I also play some AL where you lvl up every session usually, sometimes a module lasts 2 sessions, and that is way too fast to feel earned, or even let you get to really know your PC.

timesparrow
2020-08-02, 06:22 PM
I disagree with longer times between levels resulting in more appreciation of the new level. I've played in a game where, due to homebrew mixed milestone/xp system based off the video game the plot idea came from, the party went real-life months, bordering on a year, without leveling up. When the levels finally came, it was less joy and more of a "finally", the long wait pulled all the excitement out of the leveling up, although this is an extreme example.

On the other hand, getting levels too fast can also result in less excitement from leveling up. The aforementioned system resulted in multiple level ups at once, 3-5 levels, when we finally leveled, which also made the levels less special.

Sindeloke
2020-08-02, 07:32 PM
What qualifies as a "milestone" is vague enough that it's hard to make a definitive all-purpose rule. If your team was hired to rescue the prince, is the milestone the moment when you rescue the prince? Is it several moments, including the bit where you actually find out where he's being held, the bit where you defeat the dragon guarding him, and the bit where you escort him home through the dangerous Fields Of Endless Exploding? Are you getting a milestone done per session, or two, or only one per four or so?

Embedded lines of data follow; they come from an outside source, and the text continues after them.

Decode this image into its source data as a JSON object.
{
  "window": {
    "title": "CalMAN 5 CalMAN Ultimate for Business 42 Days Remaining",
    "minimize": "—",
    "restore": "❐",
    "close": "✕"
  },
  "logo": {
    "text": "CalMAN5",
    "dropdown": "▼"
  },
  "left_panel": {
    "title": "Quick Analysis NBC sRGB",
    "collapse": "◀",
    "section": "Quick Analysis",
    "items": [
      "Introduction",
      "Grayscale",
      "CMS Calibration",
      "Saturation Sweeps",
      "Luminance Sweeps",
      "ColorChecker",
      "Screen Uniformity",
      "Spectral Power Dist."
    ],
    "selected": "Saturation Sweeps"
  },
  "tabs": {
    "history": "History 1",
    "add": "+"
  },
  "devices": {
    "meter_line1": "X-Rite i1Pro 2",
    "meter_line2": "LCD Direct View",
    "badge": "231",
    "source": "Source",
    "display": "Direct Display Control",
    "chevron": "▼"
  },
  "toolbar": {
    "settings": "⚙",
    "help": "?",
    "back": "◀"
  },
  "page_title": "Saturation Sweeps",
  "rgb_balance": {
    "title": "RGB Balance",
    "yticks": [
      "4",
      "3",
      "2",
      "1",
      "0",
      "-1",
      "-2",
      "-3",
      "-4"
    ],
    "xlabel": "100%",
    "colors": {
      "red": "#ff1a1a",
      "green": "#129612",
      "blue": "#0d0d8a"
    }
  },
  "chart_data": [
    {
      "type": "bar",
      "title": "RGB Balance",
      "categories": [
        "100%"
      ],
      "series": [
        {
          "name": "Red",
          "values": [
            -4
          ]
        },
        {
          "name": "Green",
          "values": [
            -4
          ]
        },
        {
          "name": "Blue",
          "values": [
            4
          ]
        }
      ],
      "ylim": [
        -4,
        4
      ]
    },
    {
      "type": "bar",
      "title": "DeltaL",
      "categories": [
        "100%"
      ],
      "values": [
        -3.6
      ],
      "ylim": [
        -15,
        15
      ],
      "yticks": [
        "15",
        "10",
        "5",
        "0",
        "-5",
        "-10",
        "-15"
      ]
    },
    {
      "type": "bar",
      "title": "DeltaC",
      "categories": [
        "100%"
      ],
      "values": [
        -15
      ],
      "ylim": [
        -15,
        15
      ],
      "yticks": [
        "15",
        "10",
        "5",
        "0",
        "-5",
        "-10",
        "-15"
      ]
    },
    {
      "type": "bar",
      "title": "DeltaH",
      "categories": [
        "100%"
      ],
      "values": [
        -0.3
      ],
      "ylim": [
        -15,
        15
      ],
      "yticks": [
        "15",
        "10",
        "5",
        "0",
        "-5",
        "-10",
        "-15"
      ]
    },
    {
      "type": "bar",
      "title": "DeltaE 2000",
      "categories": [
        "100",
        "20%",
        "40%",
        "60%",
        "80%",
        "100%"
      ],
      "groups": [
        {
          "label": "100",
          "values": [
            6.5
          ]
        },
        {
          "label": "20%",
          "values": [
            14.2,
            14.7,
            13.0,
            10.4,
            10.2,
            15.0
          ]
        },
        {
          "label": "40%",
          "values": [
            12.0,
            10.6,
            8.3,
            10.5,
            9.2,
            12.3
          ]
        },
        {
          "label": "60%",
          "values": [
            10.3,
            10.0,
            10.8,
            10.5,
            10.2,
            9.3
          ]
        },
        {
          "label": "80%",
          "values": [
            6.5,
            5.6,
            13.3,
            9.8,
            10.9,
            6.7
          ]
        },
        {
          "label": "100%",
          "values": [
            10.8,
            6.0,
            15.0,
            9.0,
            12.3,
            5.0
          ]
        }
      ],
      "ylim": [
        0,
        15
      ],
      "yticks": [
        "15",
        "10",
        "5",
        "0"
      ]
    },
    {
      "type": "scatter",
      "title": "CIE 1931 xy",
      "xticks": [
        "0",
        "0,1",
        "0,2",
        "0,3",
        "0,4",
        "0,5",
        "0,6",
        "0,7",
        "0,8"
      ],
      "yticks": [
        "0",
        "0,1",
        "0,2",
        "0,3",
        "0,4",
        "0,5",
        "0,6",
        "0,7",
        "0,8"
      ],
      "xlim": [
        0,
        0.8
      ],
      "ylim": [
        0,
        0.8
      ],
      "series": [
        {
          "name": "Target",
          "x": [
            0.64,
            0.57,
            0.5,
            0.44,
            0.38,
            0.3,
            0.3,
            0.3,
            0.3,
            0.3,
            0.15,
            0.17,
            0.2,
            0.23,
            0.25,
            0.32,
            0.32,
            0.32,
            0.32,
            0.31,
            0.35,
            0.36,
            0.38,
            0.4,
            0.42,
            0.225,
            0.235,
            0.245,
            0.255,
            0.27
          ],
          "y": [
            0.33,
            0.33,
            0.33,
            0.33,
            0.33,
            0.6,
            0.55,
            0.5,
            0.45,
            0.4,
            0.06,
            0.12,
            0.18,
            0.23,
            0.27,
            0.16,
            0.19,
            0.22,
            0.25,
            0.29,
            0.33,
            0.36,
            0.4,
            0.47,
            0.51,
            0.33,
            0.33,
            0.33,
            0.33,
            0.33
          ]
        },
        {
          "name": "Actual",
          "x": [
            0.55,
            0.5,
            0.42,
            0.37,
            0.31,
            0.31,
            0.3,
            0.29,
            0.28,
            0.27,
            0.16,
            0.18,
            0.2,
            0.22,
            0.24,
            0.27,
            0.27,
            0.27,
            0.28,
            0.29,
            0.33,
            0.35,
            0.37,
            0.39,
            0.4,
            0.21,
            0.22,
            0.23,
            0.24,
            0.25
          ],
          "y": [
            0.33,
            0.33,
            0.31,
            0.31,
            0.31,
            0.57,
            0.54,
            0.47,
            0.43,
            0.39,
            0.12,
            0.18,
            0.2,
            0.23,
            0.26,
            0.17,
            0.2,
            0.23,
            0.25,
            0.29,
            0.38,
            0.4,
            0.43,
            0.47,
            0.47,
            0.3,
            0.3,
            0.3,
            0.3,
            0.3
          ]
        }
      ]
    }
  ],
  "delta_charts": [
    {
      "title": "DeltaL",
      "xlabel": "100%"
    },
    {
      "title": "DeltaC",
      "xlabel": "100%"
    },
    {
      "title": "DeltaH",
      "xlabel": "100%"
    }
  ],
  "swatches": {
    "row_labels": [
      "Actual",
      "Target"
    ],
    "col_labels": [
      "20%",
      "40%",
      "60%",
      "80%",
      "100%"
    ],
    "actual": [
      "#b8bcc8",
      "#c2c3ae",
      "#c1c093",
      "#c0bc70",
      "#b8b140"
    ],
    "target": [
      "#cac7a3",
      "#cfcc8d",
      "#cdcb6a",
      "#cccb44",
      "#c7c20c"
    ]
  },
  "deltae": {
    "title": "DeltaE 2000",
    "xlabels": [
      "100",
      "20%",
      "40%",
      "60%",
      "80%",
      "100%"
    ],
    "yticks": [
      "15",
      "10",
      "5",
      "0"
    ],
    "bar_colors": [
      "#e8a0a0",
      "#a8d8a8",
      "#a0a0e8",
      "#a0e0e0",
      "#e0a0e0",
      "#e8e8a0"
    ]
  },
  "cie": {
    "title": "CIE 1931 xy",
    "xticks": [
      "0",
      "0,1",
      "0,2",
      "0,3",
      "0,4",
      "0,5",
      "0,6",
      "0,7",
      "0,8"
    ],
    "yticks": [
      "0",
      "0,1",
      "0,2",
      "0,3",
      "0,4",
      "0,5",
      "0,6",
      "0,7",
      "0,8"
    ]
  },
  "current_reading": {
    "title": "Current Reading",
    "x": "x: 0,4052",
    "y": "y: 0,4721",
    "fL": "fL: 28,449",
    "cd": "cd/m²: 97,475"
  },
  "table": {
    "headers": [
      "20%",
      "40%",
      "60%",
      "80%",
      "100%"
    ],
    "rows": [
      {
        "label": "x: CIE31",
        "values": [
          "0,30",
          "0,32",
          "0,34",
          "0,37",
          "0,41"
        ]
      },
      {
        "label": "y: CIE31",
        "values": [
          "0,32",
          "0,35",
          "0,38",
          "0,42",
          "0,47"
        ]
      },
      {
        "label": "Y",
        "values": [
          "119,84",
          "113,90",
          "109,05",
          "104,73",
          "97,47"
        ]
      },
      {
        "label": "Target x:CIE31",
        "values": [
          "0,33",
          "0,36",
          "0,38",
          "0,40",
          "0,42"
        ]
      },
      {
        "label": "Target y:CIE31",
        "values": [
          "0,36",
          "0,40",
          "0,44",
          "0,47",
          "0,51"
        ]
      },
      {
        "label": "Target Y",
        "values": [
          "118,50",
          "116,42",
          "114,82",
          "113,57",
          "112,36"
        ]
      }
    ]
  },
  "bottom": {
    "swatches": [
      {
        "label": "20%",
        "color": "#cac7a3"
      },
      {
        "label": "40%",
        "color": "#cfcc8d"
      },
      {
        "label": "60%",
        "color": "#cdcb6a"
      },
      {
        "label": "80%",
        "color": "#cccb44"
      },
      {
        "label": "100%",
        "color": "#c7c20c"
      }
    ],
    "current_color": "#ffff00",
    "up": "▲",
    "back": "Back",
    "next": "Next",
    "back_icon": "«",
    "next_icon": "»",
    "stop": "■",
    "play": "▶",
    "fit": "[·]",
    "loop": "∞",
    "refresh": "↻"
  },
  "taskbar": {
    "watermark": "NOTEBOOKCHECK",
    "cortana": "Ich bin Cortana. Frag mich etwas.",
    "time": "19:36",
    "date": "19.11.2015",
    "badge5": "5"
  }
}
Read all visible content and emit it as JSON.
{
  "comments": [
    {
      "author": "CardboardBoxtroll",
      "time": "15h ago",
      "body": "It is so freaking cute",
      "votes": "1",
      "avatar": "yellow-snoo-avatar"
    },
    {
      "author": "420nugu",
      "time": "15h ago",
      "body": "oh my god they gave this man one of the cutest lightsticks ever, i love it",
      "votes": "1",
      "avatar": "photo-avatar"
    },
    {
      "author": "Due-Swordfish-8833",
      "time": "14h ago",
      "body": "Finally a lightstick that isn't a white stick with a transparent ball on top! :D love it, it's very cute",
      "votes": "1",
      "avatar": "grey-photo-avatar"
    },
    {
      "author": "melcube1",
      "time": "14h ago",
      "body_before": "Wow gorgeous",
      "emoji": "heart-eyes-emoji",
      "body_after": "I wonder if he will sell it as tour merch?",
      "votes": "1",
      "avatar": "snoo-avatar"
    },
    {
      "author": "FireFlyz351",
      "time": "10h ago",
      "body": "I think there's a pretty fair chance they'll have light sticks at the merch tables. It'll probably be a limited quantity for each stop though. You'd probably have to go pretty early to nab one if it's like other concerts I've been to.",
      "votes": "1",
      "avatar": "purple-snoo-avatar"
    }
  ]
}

Our rule of thumb is "to level up, achieve milestones equal to your current proficiency bonus," and we play milestones entirely by ear. If something feels like an accomplishment they fought pretty hard for, that's a milestone, which is sometimes several sessions of putting dominoes into place and then finally knocking them over in a glorious moment of triumph, and is sometimes one really wild night of gaming where they walk face-first into a beholder lair six levels early by accident and just manage to flail their way out alive. It feels about right, but if you were more generous with milestones than we are, "milestones equal to current level" might make for a better pace.

Tanarii
2020-08-02, 07:40 PM
Nitpick: Milestones in 5e involves awarding XP. What's being referred to is properly called "Level Advancement Without XP".